Poster
in
Workshop: UniReps: Unifying Representations in Neural Models
Understanding Task Knowledge Entanglement in Protein Language Model Representations
Ria Vinod
Keywords: [ alignment ] [ subnetworks ] [ entanglement ] [ Representations ] [ relational knowledge ]
Pretraining large scale language models on protein sequences with a masked language modeling (MLM) objective has emerged as a popular modeling paradigm in recent years. In the MLM pretraining regime, protein language models (PLMs) are only given the objective to learn information about sequence patterns by improving accuracy on the task of imputing masked residues. However, using the representations from these pretrained PLMs has demonstrated markedly improved performance on structure and function prediction tasks when compared to models trained on simple sequence representations with explicit task-based objectives. Though PLM representations deliver general performance, it is unclear exactly how PLMs learn and organize task-specific knowledge within its parameters to be able to demonstrate these emergent properties. In this work, we propose an approach to understand task-knowledge organization of PLMs pretrained with only a sequence task objective, via the identification of knowledge-specific subnetworks. We initially identify 2 types subnetworks of the flagship ESM-2 PLM, with parameters pruned to retain (1) structure knowledge and (2) LM-task related knowledge.

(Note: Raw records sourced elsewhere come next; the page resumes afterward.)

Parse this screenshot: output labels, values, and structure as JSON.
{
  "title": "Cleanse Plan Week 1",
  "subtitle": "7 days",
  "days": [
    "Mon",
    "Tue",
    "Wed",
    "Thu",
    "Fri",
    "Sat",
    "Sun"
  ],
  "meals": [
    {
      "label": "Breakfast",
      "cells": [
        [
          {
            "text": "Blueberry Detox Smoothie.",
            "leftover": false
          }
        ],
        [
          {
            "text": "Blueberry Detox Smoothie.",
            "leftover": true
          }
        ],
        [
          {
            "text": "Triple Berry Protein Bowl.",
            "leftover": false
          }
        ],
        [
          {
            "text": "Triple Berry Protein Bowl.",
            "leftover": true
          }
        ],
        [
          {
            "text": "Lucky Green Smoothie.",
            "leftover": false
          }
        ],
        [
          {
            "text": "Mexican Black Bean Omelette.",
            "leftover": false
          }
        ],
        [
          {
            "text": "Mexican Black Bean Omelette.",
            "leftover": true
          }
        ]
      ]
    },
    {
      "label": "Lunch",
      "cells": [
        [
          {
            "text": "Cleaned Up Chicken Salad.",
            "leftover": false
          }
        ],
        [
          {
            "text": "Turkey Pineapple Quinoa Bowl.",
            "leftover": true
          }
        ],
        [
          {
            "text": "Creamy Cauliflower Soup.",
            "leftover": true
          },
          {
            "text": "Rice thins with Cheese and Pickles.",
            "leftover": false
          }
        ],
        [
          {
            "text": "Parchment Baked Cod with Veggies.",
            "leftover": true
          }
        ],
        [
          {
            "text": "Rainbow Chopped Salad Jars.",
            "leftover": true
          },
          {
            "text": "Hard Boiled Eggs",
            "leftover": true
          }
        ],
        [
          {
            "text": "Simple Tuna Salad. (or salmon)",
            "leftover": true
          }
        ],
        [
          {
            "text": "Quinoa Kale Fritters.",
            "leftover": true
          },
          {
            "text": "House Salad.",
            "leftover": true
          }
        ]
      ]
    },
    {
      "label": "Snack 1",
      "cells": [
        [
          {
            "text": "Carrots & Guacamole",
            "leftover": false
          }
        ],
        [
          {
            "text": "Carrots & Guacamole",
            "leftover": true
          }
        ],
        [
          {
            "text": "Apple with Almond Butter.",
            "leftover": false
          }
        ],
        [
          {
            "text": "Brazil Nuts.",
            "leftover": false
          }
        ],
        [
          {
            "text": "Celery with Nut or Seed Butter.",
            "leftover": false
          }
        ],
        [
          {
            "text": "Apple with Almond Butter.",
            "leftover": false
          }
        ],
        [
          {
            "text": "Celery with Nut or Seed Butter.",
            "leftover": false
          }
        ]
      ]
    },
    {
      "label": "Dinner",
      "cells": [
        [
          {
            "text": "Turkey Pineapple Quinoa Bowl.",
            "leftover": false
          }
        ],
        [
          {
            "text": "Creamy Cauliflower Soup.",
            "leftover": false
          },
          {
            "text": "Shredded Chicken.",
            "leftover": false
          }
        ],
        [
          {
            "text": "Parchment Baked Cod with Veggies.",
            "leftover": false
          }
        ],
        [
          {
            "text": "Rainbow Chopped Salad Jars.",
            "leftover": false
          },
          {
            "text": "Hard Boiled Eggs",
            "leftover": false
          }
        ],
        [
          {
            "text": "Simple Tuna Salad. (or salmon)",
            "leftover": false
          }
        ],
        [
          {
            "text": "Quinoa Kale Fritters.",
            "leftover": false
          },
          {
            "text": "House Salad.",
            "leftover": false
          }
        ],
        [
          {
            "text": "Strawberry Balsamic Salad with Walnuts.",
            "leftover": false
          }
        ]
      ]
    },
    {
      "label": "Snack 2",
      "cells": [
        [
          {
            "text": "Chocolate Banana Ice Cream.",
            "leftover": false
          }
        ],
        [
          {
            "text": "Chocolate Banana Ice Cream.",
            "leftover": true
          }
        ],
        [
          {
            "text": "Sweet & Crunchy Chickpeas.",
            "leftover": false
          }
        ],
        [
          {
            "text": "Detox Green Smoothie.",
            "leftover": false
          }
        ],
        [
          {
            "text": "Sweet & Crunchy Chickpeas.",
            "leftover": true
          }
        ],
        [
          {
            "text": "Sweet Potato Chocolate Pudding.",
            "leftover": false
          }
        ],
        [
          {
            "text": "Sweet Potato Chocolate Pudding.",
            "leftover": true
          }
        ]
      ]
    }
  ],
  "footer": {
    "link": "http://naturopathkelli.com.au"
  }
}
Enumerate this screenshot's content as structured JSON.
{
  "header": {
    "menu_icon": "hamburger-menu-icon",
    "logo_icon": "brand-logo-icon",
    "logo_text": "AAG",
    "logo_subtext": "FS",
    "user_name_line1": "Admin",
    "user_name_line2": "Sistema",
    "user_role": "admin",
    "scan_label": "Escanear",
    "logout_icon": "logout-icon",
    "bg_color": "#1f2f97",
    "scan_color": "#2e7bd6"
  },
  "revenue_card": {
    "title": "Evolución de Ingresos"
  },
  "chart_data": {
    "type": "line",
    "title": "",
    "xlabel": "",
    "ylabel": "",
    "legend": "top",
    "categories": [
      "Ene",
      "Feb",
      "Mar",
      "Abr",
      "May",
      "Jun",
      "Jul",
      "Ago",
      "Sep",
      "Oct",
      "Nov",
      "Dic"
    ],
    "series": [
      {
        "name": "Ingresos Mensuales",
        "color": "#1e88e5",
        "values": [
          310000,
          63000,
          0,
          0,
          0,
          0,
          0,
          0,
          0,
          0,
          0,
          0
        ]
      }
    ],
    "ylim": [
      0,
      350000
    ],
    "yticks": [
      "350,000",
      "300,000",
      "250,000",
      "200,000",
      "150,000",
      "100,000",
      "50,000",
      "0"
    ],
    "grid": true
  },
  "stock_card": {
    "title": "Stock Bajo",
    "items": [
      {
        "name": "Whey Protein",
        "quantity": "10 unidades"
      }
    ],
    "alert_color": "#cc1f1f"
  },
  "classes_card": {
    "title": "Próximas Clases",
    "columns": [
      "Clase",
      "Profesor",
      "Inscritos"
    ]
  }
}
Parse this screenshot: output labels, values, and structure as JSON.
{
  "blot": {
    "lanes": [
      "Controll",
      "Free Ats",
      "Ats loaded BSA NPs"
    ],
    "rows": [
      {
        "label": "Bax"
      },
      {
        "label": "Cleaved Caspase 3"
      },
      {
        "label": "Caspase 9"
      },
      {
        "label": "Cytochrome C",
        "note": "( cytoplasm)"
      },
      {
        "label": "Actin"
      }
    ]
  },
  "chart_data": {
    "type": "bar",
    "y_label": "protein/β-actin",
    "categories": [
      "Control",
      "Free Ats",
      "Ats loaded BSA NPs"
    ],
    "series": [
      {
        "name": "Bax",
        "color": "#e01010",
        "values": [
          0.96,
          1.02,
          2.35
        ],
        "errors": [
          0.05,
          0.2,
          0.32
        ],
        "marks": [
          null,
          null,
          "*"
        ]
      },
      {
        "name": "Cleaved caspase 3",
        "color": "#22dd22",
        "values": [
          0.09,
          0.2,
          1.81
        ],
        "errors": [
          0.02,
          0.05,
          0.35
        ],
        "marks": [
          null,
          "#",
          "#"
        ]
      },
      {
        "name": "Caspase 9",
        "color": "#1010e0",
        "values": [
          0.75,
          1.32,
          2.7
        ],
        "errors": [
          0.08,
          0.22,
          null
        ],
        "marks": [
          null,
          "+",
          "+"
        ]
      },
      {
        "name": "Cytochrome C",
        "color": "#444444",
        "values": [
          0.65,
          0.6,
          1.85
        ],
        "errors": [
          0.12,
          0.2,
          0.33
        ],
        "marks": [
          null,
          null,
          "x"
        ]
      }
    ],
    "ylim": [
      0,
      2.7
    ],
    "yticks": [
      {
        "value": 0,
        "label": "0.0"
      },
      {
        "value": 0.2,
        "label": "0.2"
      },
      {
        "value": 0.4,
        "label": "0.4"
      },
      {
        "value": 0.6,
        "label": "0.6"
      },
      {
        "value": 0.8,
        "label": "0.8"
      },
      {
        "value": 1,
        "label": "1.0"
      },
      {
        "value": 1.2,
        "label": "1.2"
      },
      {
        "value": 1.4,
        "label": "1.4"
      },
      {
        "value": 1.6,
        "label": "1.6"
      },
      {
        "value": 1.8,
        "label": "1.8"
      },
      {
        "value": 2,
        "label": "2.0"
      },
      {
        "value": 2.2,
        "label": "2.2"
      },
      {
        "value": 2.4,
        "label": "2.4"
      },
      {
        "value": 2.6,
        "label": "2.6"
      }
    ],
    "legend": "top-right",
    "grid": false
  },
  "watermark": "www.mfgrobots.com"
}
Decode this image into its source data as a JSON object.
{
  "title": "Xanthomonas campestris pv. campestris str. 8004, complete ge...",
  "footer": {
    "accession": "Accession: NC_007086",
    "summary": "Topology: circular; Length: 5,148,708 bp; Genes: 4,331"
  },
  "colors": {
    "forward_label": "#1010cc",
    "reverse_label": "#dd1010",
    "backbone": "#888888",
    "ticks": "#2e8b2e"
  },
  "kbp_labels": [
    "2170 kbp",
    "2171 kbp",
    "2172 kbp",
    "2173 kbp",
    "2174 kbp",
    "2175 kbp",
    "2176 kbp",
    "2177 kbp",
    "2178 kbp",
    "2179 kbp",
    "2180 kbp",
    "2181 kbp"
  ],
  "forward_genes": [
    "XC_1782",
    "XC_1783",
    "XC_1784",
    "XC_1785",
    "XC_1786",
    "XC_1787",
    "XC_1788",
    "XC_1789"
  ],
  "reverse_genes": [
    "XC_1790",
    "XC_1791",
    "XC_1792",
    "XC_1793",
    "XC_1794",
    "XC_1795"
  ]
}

We identify both types of subnetworks for 3 ESM-2 model sizes of small (8M), medium (150M) and large (650M). We evaluate these subnetworks on 4 downstream global understanding tasks, of which knowledge emerges in the learned representations of PLMs: sequence fitness prediction, contact prediction, subcellular localization, and architecture classification. Our initial results show that we can identify knowledge-critical PLM subnetworks with decoupled sequence and structure embeddings, and that structure task performance is correlated with model parameter size.